GCAL: Adapting Graph Models to Evolving Domain Shifts
Ziyue Qiao, Qianyi Cai, Hao Dong, Jiawei Gu, Pengyang Wang, Meng Xiao, Xiao Luo, Hui Xiong
TL;DR
GCAL tackles the challenge of unsupervised continual graph domain adaptation across evolving OOD graphs by coupling an adapt-with-memory-replay mechanism with a variational memory graph generator guided by an information bottleneck objective. The inner loop continuously adapts to new graphs using information-maximization while replaying memories to prevent forgetting, and the outer loop generates compact, informative memory graphs through a lower-bound optimization that includes gradient-based condensation and regularization terms.

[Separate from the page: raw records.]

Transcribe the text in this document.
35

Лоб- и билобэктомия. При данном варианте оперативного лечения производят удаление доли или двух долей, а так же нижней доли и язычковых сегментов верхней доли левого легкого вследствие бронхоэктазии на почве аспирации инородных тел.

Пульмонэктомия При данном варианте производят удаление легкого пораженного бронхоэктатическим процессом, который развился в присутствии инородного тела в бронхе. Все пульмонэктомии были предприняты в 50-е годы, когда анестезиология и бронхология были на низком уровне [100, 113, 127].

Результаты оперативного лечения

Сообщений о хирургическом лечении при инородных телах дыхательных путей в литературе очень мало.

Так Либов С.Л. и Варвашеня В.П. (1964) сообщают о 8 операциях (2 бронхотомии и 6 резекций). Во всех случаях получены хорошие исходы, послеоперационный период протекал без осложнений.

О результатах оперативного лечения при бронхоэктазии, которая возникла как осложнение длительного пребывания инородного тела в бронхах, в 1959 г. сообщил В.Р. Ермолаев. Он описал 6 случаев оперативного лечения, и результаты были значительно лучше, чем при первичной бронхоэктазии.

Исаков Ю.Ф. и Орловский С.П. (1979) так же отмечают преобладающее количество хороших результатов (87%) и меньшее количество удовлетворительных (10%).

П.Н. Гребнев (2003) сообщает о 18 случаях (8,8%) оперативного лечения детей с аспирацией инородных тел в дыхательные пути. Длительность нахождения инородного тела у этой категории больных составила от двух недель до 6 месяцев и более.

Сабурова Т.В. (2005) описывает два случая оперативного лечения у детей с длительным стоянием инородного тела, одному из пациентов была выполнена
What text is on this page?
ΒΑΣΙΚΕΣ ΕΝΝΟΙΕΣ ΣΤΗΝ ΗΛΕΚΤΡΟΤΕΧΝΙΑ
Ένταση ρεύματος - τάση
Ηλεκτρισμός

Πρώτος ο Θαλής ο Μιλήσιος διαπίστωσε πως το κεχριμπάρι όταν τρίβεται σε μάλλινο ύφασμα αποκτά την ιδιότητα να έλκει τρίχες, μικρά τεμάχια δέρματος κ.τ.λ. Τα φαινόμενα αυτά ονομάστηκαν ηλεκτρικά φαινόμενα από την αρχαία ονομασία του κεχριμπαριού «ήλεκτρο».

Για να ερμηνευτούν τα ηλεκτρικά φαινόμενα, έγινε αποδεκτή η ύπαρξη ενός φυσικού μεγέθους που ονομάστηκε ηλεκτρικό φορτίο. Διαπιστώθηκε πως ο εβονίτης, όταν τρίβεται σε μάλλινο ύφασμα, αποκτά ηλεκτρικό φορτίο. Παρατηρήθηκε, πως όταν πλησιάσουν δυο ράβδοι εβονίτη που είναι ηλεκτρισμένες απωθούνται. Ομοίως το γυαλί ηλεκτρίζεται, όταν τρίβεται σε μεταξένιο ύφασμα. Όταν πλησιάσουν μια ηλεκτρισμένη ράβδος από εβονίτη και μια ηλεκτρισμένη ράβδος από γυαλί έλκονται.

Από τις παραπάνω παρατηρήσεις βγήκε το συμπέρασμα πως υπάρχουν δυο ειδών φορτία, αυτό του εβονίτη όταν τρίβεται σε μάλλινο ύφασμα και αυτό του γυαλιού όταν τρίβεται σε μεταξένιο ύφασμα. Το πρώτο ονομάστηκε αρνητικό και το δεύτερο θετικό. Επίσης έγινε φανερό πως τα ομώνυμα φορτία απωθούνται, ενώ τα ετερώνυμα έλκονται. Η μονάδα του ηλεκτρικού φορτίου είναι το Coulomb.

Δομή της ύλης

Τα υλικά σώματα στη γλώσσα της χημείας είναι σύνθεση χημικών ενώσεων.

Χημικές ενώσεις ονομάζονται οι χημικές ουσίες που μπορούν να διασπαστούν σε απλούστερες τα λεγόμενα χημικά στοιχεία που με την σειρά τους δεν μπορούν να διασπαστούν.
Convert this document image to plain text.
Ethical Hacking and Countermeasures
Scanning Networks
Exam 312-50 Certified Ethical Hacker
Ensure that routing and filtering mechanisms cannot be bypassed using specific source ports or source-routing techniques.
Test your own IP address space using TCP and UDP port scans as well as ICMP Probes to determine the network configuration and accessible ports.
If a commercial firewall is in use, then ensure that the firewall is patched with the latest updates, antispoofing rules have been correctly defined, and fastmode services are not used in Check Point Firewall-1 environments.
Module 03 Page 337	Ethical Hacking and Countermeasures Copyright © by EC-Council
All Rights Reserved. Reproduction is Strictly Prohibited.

Key contributions include a theoretical IB-derived lower bound for memory generation, a three-loss memory-learning module, and a bi-level optimization framework that achieves superior adaptation and memory retention across diverse graph-domain shifts. Empirically, GCAL outperforms state-of-the-art baselines on regional and temporal graph shifts, demonstrating strong resilience to forgetting and practical potential for scalable continual graph learning.
Abstract
This paper addresses the challenge of graph domain adaptation on evolving, multiple out-of-distribution (OOD) graphs. Conventional graph domain adaptation methods are confined to single-step adaptation, making them ineffective in handling continuous domain shifts and prone to catastrophic forgetting. This paper introduces the Graph Continual Adaptive Learning (GCAL) method, designed to enhance model sustainability and adaptability across various graph domains. GCAL employs a bilevel optimization strategy. The "adapt" phase uses an information maximization approach to fine-tune the model with new graph domains while re-adapting past memories to mitigate forgetting. Concurrently, the "generate memory" phase, guided by a theoretical lower bound derived from information bottleneck theory, involves a variational memory graph generation module to condense original graphs into memories. Extensive experimental evaluations demonstrate that GCAL substantially outperforms existing methods in terms of adaptability and knowledge retention.